In the past I would reinstall from the ISO (GUI), clone down my repo, swap out the disk info, and then run something like sudo nixos-rebuild switch --flake .#host-name
Is there a better way to do this? I do have a little helper script that does the disk swap, but I suspect I am missing something, and there might be a better way to do this. My gut feeling is that it is like using the ISO, manually partitioning and passing the flake in with some nix-install type command.
I am just looking for a way to do as little as possible on a new system setup. I even keep flip-flopping on how to encrypt secrets in a way that I have to do as little as possible on a new system. (ie git-crypt vs sops vs the other options).

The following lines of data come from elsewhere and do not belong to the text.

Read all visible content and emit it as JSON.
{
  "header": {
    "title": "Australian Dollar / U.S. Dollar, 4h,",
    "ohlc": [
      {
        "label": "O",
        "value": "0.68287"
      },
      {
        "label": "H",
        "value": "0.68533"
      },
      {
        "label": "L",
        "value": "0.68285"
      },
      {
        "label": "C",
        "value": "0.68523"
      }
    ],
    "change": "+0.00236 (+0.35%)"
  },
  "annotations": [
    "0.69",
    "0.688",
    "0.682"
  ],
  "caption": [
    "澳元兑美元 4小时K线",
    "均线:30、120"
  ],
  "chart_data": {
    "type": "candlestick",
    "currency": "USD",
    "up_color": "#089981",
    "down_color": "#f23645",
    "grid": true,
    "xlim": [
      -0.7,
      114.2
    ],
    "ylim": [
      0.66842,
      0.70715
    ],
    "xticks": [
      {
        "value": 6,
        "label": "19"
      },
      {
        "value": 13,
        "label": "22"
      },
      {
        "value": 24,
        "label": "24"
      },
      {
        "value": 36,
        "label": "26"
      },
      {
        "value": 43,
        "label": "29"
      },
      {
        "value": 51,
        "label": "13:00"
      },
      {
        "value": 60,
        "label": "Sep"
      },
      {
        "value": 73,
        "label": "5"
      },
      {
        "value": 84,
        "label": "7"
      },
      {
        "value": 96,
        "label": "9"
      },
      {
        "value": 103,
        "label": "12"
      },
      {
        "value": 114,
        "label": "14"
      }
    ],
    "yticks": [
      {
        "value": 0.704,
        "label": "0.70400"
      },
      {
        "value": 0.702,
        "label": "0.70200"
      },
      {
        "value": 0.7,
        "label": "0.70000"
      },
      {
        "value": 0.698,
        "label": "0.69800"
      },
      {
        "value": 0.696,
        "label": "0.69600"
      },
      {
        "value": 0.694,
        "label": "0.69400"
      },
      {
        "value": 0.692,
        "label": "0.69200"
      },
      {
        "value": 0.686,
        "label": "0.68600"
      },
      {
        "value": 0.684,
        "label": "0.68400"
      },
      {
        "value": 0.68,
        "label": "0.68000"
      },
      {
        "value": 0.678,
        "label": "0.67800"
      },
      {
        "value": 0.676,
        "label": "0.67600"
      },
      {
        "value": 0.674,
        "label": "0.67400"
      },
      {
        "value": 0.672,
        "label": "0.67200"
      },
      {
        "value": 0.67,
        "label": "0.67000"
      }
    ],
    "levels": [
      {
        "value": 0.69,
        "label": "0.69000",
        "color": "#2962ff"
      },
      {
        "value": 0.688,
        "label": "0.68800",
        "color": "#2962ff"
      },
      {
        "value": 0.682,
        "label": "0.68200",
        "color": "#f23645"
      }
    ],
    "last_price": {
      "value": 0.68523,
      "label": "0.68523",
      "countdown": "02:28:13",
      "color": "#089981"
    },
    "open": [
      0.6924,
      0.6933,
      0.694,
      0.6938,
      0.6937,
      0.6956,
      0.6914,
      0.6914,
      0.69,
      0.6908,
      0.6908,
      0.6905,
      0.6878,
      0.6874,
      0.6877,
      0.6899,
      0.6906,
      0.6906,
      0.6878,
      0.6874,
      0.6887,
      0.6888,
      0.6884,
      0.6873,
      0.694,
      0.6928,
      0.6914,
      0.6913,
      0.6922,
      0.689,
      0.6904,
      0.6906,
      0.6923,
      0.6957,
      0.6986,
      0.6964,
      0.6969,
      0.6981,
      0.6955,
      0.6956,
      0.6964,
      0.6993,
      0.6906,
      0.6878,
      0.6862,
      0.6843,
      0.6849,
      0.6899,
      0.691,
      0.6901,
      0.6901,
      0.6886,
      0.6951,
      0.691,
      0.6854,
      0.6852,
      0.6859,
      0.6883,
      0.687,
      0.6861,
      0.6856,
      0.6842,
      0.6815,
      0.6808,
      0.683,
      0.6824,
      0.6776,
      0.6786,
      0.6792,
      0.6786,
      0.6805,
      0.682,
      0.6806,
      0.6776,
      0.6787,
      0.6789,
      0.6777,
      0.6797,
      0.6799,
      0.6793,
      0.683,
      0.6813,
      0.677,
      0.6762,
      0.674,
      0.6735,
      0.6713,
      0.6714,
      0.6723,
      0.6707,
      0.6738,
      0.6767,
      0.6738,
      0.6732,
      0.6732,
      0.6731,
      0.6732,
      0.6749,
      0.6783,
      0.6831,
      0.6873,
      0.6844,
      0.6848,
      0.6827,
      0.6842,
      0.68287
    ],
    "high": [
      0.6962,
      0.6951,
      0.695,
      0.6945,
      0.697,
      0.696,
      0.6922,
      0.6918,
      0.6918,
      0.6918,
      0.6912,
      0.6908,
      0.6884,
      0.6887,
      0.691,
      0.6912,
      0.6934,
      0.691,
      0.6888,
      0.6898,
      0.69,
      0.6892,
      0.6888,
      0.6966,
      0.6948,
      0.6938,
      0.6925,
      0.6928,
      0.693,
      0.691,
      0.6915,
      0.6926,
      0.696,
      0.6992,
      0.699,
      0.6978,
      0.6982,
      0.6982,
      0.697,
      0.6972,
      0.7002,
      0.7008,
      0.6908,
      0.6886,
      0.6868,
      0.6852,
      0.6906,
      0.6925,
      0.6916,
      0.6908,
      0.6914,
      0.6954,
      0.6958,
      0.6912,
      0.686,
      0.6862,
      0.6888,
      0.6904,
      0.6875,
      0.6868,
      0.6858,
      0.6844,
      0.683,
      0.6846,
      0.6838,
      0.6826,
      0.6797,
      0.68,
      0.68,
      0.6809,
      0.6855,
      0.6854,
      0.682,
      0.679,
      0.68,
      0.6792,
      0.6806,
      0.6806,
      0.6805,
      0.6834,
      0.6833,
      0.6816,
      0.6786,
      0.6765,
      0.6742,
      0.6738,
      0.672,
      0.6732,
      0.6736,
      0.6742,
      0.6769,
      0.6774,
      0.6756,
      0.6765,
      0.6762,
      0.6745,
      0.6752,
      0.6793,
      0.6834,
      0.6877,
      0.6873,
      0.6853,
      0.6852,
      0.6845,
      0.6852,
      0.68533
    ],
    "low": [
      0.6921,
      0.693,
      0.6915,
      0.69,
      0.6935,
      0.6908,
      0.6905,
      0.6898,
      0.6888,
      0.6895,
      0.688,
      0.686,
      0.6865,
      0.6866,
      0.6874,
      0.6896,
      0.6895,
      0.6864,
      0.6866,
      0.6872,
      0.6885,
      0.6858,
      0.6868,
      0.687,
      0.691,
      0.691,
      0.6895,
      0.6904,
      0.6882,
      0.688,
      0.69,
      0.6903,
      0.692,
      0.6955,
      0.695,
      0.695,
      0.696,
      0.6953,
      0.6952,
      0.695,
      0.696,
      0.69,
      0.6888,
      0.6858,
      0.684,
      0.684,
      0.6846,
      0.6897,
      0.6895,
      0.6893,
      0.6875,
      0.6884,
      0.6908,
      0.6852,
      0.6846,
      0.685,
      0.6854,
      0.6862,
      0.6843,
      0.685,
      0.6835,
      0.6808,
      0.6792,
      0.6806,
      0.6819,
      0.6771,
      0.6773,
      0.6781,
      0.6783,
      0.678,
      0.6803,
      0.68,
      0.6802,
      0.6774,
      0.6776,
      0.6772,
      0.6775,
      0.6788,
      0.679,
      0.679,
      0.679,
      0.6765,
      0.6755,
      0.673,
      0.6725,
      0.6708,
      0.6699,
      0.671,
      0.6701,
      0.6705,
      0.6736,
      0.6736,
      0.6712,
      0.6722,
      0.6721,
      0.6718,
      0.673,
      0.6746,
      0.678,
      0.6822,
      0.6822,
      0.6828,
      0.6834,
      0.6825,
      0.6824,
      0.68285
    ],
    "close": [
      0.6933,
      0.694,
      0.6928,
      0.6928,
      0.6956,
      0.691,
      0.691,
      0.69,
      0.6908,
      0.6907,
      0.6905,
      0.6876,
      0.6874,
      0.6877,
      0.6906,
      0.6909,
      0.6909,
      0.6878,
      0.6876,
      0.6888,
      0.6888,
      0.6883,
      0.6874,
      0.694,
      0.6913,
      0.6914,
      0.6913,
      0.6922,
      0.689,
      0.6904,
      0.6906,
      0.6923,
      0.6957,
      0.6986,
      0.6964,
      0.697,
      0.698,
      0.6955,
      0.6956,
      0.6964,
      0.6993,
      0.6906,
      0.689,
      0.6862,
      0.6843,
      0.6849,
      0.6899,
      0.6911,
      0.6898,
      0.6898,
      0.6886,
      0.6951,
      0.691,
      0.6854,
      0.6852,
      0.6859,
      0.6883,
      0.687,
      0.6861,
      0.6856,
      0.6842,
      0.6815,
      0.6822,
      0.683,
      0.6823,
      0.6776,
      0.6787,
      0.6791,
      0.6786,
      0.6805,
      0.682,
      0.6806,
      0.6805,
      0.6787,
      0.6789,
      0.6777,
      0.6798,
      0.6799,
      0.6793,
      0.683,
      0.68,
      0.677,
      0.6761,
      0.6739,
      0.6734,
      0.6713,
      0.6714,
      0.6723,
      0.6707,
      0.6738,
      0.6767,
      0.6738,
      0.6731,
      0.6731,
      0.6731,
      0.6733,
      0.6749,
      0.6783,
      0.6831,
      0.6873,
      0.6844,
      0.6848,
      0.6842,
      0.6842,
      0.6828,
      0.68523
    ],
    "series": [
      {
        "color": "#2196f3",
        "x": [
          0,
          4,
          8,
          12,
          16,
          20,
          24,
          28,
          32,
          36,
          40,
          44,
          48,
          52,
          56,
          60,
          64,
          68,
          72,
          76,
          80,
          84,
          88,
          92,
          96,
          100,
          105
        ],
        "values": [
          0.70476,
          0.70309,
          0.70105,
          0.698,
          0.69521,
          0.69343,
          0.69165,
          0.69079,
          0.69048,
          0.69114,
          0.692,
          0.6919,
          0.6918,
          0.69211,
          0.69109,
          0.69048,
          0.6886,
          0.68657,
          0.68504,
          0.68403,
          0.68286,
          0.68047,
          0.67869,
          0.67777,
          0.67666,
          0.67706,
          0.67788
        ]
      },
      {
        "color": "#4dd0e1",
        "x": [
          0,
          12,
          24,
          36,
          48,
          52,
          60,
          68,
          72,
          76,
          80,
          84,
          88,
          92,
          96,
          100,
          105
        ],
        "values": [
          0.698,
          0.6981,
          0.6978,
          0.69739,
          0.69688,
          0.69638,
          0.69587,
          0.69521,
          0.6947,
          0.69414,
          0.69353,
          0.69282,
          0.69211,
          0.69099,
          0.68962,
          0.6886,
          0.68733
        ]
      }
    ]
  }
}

Efficiency, laziness, call it what you like. (I prefer not to partition if I do not have to manually. haha).
nixos-install will automatically enable the experimental features for the issued nix commands when --flake is passed, smilar to how nixos-rebuild does.
One of the major problems of nixos-install --flake is, that it still leaks the hosts store paths to the target system somehow, which then causes errors like this:
“Hard link from /nix/store/… to /mnt/nix/store/… not possible as its different devices” (paraphrased).
It is still recommended for most usecases to do a quick installtion with a minimal generated configuration that will ensure that internet is available after the installation and then after having booted into the system, just use nixos-rebuild --flake to do the actual thing…
You could netboot and determine by Mac or other hardware properties which host it is and run automatically Disko and the nixos install. Probably only worth it for servers and if you have many.
It sounds like doing the rebuild post install is more the norm than I thought.
In my current method I had bootstrap script that would extract my disk info, replace it in my files from my repo and rebuild. I might just stick with that.
Or I could try and figure out how to reference by labels (so I wouldn’t need to modify the disk info). In theory anyways.
Or investigate the disko method. But it sounds like it’s overkill.